Sunday, June 5, 2011

52 Weeks of Personal Genealogy & History - Secrets

I'm a little late with this one, but here goes...

52 Weeks of Personal Genealogy & History by Amy Coffin is a series of weekly blogging prompts (one for each week of 2011) that invite genealogists and others to record memories and insights about their own lives for future descendants. You do not have to be a blogger to participate. If you do not have a genealogy blog, write down your memories on your computer, or simply record them on paper and keep them with your files.
  • Week 22. Secrets. Describe something about yourself that won’t be found on any record 100 years from now.
Well.  This might actually be more difficult than it might seem, at first.  More and more of our lives are being recorded and stored in digital format.  Even very minute, trivial things about us are being recorded and stored.  Some of it we may not even be aware of, as the data is being collected by governments and companies, and not disclosed to us.  Sounds very conspiracy theorist, no?

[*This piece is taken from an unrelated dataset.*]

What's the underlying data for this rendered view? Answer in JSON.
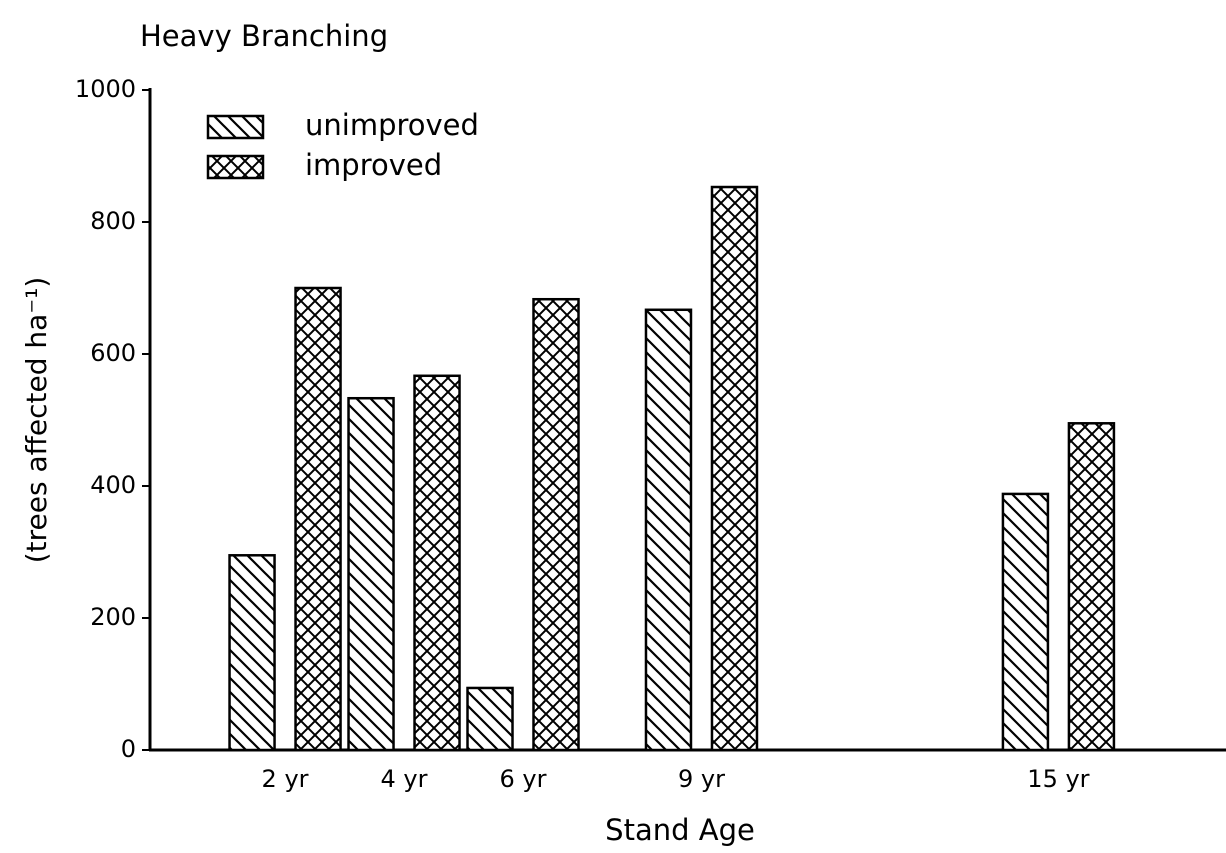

Birth, death, school, medical, financial, all of our lives are being documented.  Birth certificates show when we were born, mandatory for everyone living in the United States now.  Most locales made them mandatory around the turn of the 20th century, some earlier.  Likewise, death and marriage documents.  Financial data has been hard to escape since the Income Tax was instituted.  We're currently in the transition to electronic health records, with all of our existing paper documents being scanned into databases.  I personally worked for a Technical College at which we implemented the digitization and storage of all student records. 

The more I try to think of a secret that won't show on any record in 100 years, the more difficult it becomes to identify one with any certainty.  When I was a kid, I wanted to be an astronaut.  Did I ever include that in something that got recorded?  I'm not sure.  Now that I've included it here, it's automatically disqualified.  I like to shoot nature and animal pictures, but I've posted enough of those online that it's not a secret.  When I was 12 or 13, I got in a little hot water with the police once, bet that's still on file somewhere.  I sprained my ankle playing softball when I was in the Navy.  But I went to Sick Call, so that got into my medical record. 

In fact, the more I try, the more I'm reduced to things I'd rather KEEP secret, and revealing them here would definitely fall into the realm of being on record, at least now, and probably forever.